Many disability attorneys are choosing to blanketly refuse all telephone hearings, and their clients are faced with waiting for a future hearing date in 2021. The Wettermark Keith team has found that this delay isn’t necessary in most instances. Ultimately, we weigh the pros and cons of moving forward with a phone hearing versus postponing for an in-person hearing on a case-by-case basis.
How Are We Preparing Differently for Telephone Hearings?
Preparation is even more important than usual! A few tips & reminders that we offer our clients:
- Your attorney will fully prepare you for your phone hearing. From the technology used to the types of questions you should expect, we’ll make sure you are comfortable before your scheduled hearing.

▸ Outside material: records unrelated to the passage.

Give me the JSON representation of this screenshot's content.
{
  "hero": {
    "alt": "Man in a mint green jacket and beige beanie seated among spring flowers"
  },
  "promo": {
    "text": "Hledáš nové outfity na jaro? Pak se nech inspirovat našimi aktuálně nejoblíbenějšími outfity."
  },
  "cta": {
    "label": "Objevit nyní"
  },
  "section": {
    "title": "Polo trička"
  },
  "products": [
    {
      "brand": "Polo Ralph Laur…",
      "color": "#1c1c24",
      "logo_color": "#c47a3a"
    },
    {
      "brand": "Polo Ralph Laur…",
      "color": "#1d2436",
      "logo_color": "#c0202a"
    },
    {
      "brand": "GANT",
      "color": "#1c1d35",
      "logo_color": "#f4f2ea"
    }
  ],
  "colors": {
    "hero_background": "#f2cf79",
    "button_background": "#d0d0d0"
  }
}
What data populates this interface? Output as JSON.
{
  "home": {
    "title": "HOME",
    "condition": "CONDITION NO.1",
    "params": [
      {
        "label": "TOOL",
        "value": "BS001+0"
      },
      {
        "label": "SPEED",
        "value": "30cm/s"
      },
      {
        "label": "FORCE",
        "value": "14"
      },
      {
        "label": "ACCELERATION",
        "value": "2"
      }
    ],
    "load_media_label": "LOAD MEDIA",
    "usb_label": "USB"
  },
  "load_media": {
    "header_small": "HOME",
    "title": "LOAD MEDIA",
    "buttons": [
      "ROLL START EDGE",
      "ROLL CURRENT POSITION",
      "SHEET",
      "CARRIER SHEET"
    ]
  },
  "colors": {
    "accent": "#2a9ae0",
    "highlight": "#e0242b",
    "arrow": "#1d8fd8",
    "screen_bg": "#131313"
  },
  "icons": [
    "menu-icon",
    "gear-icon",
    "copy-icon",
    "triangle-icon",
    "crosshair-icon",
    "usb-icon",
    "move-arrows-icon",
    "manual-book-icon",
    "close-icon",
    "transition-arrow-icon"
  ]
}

- Remember that for your upcoming hearing, you will not go to the hearing office; instead, wait for a phone call from the Office of Hearings Operations (OHO). (Note this call might come from a private phone number, as most OHO employees are working from home.)
- Speak up! With many people on the conference call, it’s important for the judge to hear you clearly and understand your responses.
- You should be in a quiet room, alone, with a good phone connection.
- Non-medical evidence is important. For example, statements from coworkers and supervisors, statements from relatives, and statements from friends about their observations of how you function day-to-day can impact the judge’s decision on your case. Due to COVID-19 restrictions, obtaining medical evidence can be more difficult as some doctors’ offices and medical facilities are closed or have limited hours.
Overall, the Wettermark Keith disability team will advise each client on how they can improve their chances for success during their hearing.
Am I Eligible for Disability Benefits due to COVID-19?
Social Security does not have a specific rule related to COVID-19, and we do not anticipate that they will; however, losing your job due to the coronavirus shutdowns does not entitle you to disability benefits. Under SSA rules, disability benefits are available only for people who have severe medical conditions that make it impossible for them to work for a period of at least 12 months.
Social Security will evaluate if your condition prevents you from performing your previous types of work. If you can’t do your previous work, they will evaluate whether there is other work you can do. In making this determination, Social Security will consider several factors, such as your medical records, your current abilities, your age, and your training and skills.